The bill also addresses the family-owned business deduction because of revisions made to the federal estate tax law, which greatly affects this deduction.  Federal law permits estates to avoid federal estate taxes on any part of the estate consisting of family-owned businesses inherited by or passed to family members.  These family-owned business interests are deducted in computing the value of the estate that is subject to the federal estate tax.  Ohio also has a deduction modeled closely after this federal deduction, for the value of a family-owned business (including a farm) when computing the Ohio estate tax, to the extent the business is passed on to other family members.  The state deduction may be claimed only if the federal deduction is claimed against federal estate tax liability.
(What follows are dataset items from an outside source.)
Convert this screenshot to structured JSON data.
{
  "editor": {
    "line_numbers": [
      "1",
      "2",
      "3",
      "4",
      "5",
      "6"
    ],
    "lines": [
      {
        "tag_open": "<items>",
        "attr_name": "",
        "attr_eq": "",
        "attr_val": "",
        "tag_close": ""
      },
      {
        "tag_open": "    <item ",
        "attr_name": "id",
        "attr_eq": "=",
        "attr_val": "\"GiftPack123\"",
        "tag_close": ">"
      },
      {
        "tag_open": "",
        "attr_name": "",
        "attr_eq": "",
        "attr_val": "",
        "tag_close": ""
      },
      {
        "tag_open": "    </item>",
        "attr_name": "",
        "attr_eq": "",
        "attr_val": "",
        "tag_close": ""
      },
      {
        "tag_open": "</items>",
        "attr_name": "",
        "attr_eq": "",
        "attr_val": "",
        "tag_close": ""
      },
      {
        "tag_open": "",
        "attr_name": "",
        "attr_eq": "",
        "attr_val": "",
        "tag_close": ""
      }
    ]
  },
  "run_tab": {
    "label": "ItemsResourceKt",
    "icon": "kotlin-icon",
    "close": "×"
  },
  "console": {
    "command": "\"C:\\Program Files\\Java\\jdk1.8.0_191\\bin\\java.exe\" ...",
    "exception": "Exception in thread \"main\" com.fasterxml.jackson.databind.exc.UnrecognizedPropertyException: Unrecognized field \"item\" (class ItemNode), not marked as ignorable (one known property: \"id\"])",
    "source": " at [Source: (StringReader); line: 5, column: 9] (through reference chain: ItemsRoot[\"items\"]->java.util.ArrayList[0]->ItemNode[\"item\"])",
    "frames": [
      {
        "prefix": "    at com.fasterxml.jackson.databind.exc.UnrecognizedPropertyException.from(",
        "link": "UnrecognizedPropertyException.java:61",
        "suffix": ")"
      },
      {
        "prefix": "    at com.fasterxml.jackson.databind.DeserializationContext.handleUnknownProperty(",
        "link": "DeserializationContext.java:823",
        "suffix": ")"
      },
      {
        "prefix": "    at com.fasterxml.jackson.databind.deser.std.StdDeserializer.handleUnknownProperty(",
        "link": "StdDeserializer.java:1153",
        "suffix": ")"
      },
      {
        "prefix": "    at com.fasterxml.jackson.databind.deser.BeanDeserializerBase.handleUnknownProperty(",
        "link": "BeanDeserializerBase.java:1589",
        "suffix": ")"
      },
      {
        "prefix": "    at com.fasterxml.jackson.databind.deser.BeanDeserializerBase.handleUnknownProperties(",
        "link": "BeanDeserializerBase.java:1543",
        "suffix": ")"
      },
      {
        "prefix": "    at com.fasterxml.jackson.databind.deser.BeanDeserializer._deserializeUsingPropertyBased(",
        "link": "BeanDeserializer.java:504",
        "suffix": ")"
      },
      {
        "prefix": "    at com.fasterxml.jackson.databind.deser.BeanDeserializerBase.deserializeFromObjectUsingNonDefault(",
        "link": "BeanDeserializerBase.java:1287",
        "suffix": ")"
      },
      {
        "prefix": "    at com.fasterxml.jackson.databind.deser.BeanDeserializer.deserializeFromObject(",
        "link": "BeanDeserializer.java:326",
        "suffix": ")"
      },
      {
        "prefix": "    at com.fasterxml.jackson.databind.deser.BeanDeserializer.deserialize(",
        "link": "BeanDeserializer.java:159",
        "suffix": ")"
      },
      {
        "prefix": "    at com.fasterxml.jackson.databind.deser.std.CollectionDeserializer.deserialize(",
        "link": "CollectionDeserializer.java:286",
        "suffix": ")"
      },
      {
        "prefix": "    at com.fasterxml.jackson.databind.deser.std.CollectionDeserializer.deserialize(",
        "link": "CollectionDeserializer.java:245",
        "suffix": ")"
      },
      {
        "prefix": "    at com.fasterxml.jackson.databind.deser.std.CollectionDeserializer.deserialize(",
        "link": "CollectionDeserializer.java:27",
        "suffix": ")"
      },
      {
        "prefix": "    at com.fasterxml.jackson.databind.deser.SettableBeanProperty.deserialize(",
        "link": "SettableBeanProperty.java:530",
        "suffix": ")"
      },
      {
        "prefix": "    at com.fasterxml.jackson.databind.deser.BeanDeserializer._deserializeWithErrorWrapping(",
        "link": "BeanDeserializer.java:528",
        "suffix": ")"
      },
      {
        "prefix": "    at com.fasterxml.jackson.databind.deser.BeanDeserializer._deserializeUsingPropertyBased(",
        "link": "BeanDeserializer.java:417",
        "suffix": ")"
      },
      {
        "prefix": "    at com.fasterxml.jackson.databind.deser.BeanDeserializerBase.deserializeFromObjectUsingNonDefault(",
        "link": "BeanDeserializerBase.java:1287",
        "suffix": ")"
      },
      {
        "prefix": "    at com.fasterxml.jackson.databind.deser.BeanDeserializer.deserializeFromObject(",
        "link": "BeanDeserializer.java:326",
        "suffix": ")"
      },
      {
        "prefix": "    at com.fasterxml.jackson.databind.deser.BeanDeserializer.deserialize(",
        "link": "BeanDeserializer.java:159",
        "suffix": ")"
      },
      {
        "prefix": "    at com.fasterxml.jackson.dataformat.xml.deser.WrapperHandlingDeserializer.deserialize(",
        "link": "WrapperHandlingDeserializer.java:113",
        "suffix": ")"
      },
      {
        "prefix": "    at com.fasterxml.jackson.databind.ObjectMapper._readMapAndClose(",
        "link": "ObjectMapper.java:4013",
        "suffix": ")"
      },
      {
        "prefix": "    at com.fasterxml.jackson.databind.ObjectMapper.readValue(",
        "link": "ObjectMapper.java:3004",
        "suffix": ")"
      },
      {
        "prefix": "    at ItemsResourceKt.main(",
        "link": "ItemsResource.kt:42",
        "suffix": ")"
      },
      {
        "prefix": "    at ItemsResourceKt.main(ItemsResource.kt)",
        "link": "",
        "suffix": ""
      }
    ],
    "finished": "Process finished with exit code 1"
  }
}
Federal changes that have affected the state estate tax law

The federal "Economic Growth and Tax Relief Reconciliation Act of 2001" (the "Act") phased out the federal credits for paying state death taxes and state generation-skipping transfer taxes.  These credits no longer apply, respectively, to estates of decedents dying after December 31, 2004, or to generation-skipping transfers made after that date.  Under the Act's sunset clause, the credits are scheduled to be restored to their current forms in 2011, assuming Congress does not intervene before that year and repeal or revise the credits.

The Act also suspended the federal deduction for family-owned business interests by providing that the deduction does not apply to estates of decedents dying after December 31, 2003.  But, technically, the Act's sunset clause reinstates the deduction in 2011.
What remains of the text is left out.